The sound of your footsteps running down the hallway because you have important things to tell us…or how you are sneaking down to get a late night milk.
Your obsession with chicken nuggets.
The way you throw yourself into things and teach yourself how to do something hard, like swinging on your own.
The way your body moves and dances anytime you hear music. Your movie credit dancing is my favorite.
The way you set your boundaries and stick to your strong will. You are firm when you don’t want to do something, and you cannot be swayed once you are convicted.
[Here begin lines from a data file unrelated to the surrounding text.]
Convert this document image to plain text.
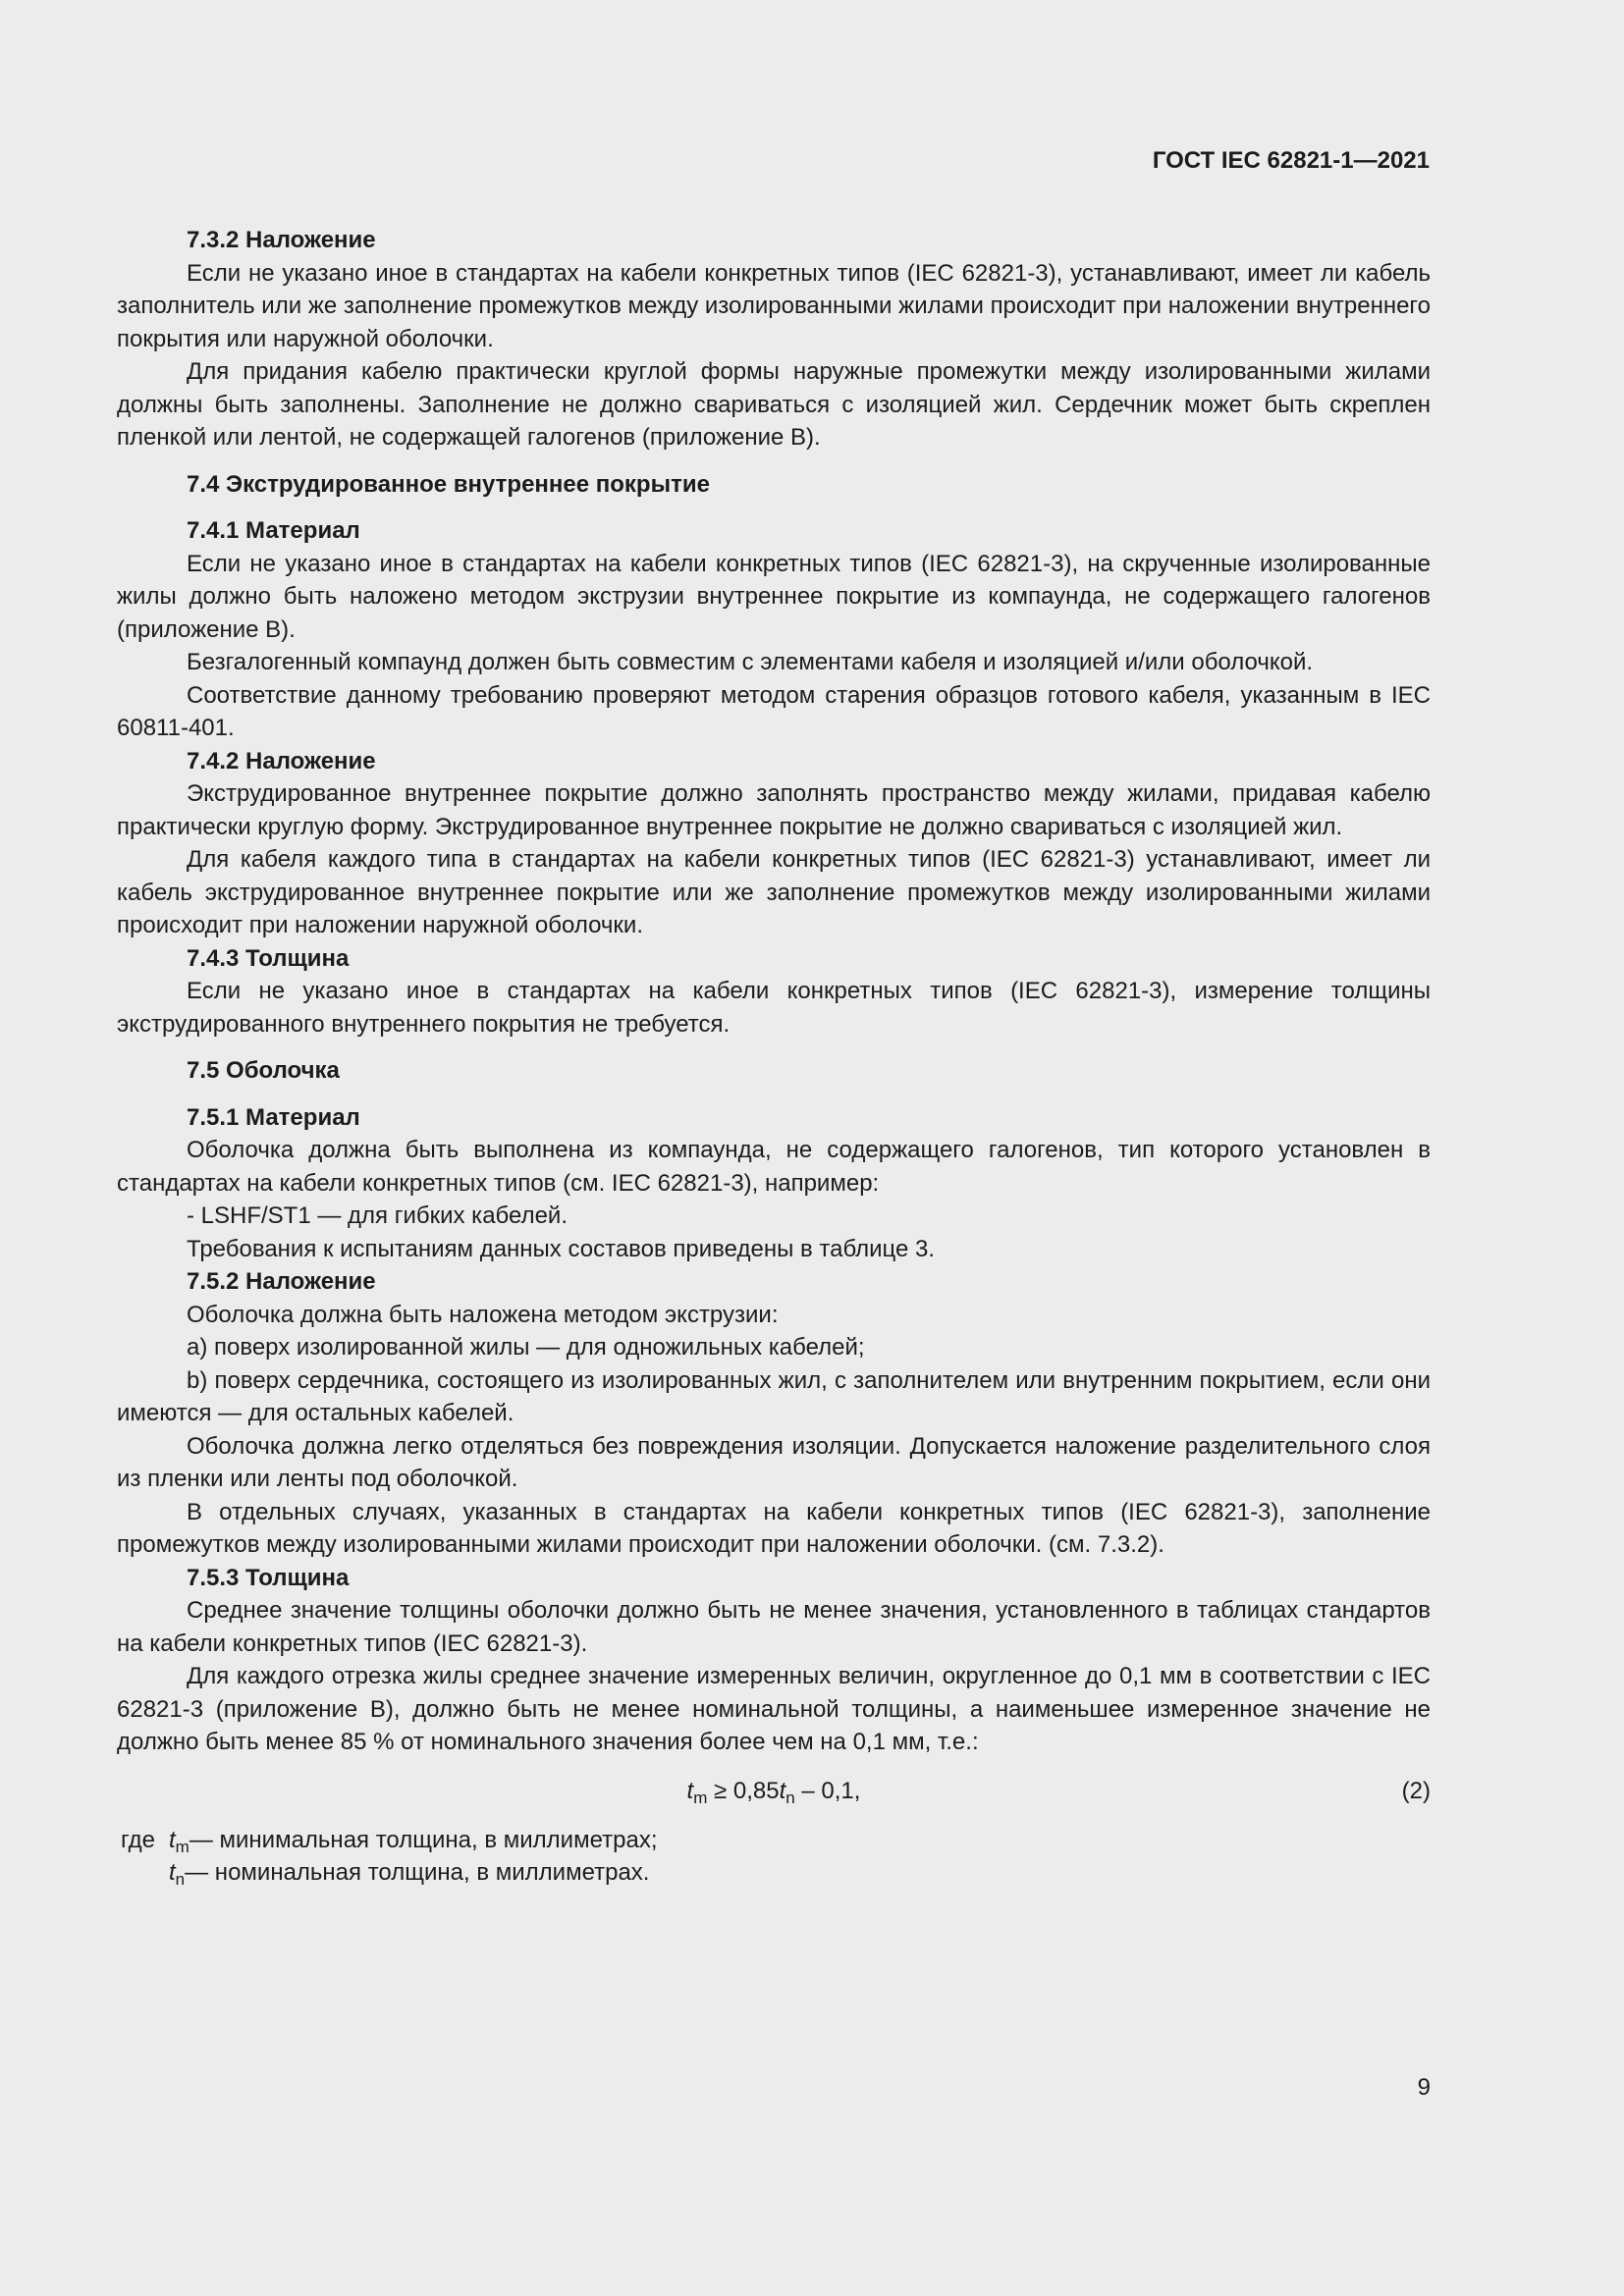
ГОСТ IEC 62821-1—2021
7.3.2 Наложение
Если не указано иное в стандартах на кабели конкретных типов (IEC 62821-3), устанавливают, имеет ли кабель заполнитель или же заполнение промежутков между изолированными жилами происходит при наложении внутреннего покрытия или наружной оболочки.
Для придания кабелю практически круглой формы наружные промежутки между изолированными жилами должны быть заполнены. Заполнение не должно свариваться с изоляцией жил. Сердечник может быть скреплен пленкой или лентой, не содержащей галогенов (приложение В).
7.4 Экструдированное внутреннее покрытие
7.4.1 Материал
Если не указано иное в стандартах на кабели конкретных типов (IEC 62821-3), на скрученные изолированные жилы должно быть наложено методом экструзии внутреннее покрытие из компаунда, не содержащего галогенов (приложение В).
Безгалогенный компаунд должен быть совместим с элементами кабеля и изоляцией и/или оболочкой.
Соответствие данному требованию проверяют методом старения образцов готового кабеля, указанным в IEC 60811-401.
7.4.2 Наложение
Экструдированное внутреннее покрытие должно заполнять пространство между жилами, придавая кабелю практически круглую форму. Экструдированное внутреннее покрытие не должно свариваться с изоляцией жил.
Для кабеля каждого типа в стандартах на кабели конкретных типов (IEC 62821-3) устанавливают, имеет ли кабель экструдированное внутреннее покрытие или же заполнение промежутков между изолированными жилами происходит при наложении наружной оболочки.
7.4.3 Толщина
Если не указано иное в стандартах на кабели конкретных типов (IEC 62821-3), измерение толщины экструдированного внутреннего покрытия не требуется.
7.5 Оболочка
7.5.1 Материал
Оболочка должна быть выполнена из компаунда, не содержащего галогенов, тип которого установлен в стандартах на кабели конкретных типов (см. IEC 62821-3), например:
- LSHF/ST1 — для гибких кабелей.
Требования к испытаниям данных составов приведены в таблице 3.
7.5.2 Наложение
Оболочка должна быть наложена методом экструзии:
a) поверх изолированной жилы — для одножильных кабелей;
b) поверх сердечника, состоящего из изолированных жил, с заполнителем или внутренним покрытием, если они имеются — для остальных кабелей.
Оболочка должна легко отделяться без повреждения изоляции. Допускается наложение разделительного слоя из пленки или ленты под оболочкой.
В отдельных случаях, указанных в стандартах на кабели конкретных типов (IEC 62821-3), заполнение промежутков между изолированными жилами происходит при наложении оболочки. (см. 7.3.2).
7.5.3 Толщина
Среднее значение толщины оболочки должно быть не менее значения, установленного в таблицах стандартов на кабели конкретных типов (IEC 62821-3).
Для каждого отрезка жилы среднее значение измеренных величин, округленное до 0,1 мм в соответствии с IEC 62821-3 (приложение В), должно быть не менее номинальной толщины, а наименьшее измеренное значение не должно быть менее 85 % от номинального значения более чем на 0,1 мм, т.е.:
$t_m \ge 0,85t_n - 0,1$,	(2)
где $t_m$ — минимальная толщина, в миллиметрах;
$t_n$ — номинальная толщина, в миллиметрах.
9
This isn’t just about doing things like chores, but how you aren’t going to engage in activities that don’t bring you joy even if they seem fun to the rest of us.
The way your brother and sister light up when you do something funny. You bring out the kid in all of us. You are always trying to make everyone smile around you, and you bring levity into every situation.
You are wild beyond measure, but you still search for my hand to hold as we walk places which reminds me of your gentleness.
I want to remember how you look at the world with wide-open excitement, as if everything is an adventure waiting for you to join in.
You made our family feel complete. You taught me how to let go of perfection, how to savor the littlest moments, and how to find joy in the middle of messy days. You stretched my heart in ways I never expected.
As you step into five, into kindergarten this next year, into bigger shoes and braver steps, I hope you carry these things with you:
Keep your imagination big.
Keep your laugh loud.
Keep your kindness close.
Keep your dance moves coming.
And keep believing that the world is good, because you make it better just by being in it.
One day, you’ll be too big for my lap and too cool for my hugs. But I hope you’ll still read these words and know how fiercely loved you’ve always been. You are my last baby, but you’re also the one who taught me that endings can be beautiful — because they’re really just beginnings in disguise.
We love you more every single day Wally, and we can’t wait to see you grow this year.
Here’s to five — to the magic, the mischief, and the memories ahead.
Today you turn eleven and start middle school. I cannot believe that we are at this stage, but welcome to this adventure called middle school! You are about to grow, stretch, stumble, laugh, learn, and change more in the next few years than you may even realize. And that’s okay—middle school is meant to be a little messy.
Here are a few things I want you to know:
It’s okay not to have it all figured out. You’re still learning who you are, what you like, and what matters most to you.
Mistakes are proof that you’re trying. Some of your biggest lessons won’t come from getting things right the first time, but from trying again.
Kindness matters. The way you treat others (and yourself!) will always matter more than grades, clothes, or being “cool.”
You are not alone. Even when it feels like no one understands, I promise there are people cheering you on—teachers, friends, family, and more.
You are enough. Exactly as you are today, you are worthy of love, respect, and joy.
Middle school is just one chapter in your story, but it’s an important one. Take chances, work hard, be curious, laugh often, and remember—who you are becoming matters more than who you’ve been.
So this is a very special birthday for you, you not only began a brand-new school year but also stepped into middle school today. Eleven is such a special age—you’re right in between being a kid and becoming a teenager. What I love most is how you get the best of both worlds: you still have that playful, silly side that makes life fun, and you’re also starting to see the world in deeper ways, asking big questions and sharing your thoughtful ideas.
I am so proud of you—of your positive attitude, your courage, and most of all, the way you are freely and unapologetically yourself. What a gift to walk into this new chapter on such a meaningful day.